Something that was missed in the announcement last month was that it’s not just trams where you won’t be able to buy a single-use ticket on board. It’s all modes. The Short Term Tickets won’t be used in Melbourne, and will be removed from use in regional areas.
It’s understandable that they’d not go ahead with these specific tickets. Their two major problems are that they cost about 35 cents to produce, and they have no human-readable information (such as the fare, zones or amount paid) on them.
But to abolish them with no replacement (such as a printed paper ticket, using the technology already in Myki machines used to print topup receipts) I think is a mistake.
It means you will have to buy a reusable Myki card (currently priced at $10 adult, $7 concession) at a station, at a retailer, or online, and top it up before you can travel. This means a significant extra cost and effort for new and occasional public transport users.
For example, a family of two adults and two kids who fly in for two days poking around Melbourne (zone 1 only). Currently on weekdays and Saturdays they’d buy Metcards, and pay 4 x $7 plus 4 x $3.80 = $43.20 for two days of travel for the four of them.
Under Myki, assuming the current costings, they’d have to pay 2 x $10 plus 2 x $7 just to get the cards. They’d need to topup the cards with extra money for the actual fares: 4 x $6.04 plus 4 x $3.02, so a total of $70.24 (and probably a bit more as they may not know the exact fares in advance, and when topping up fares with cash at machines, you don’t get change and the smallest denomination accepted is 10 cents).

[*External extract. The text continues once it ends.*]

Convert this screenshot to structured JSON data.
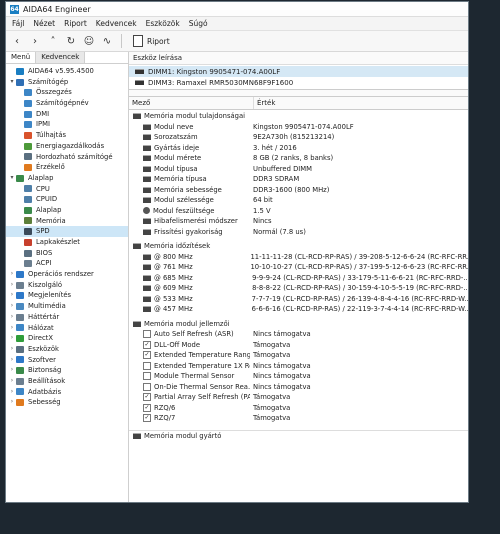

It’s hard to imagine a better way of discouraging new users (be they tourists or locals) from using public transport… which is probably why no other major city in the world appears to do this.
Some cities (Melbourne included) won’t accept buying a fare on specific bus routes, or at specific stops. Some cities make you buy a fare off the system before using a tram or bus. But so far I haven’t found any that make you pay for a card, then pay extra for fares before you are able to use any services at all. (If you know of any, please leave a comment.)
The Transport Ticketing Authority may yet announce changes that will solve these problems, but so far there’s been nothing announced other than a pledge to increase the number of retailers (which was going to happen anyway; eg every 7-11). And I understand at a lunchtime press conference they said they are considering a card return/refund system for tourists.
Unlike in some cities such as Hong Kong or Singapore, for non-CBD trips especially, public transport in Melbourne is the minority mode. To attract new users, it has to be as friendly and easy to use as possible. Making people find an outlet or machine to buy a re-usable $10 card and load it with money before they can travel represents a new, significant hurdle to prospective users.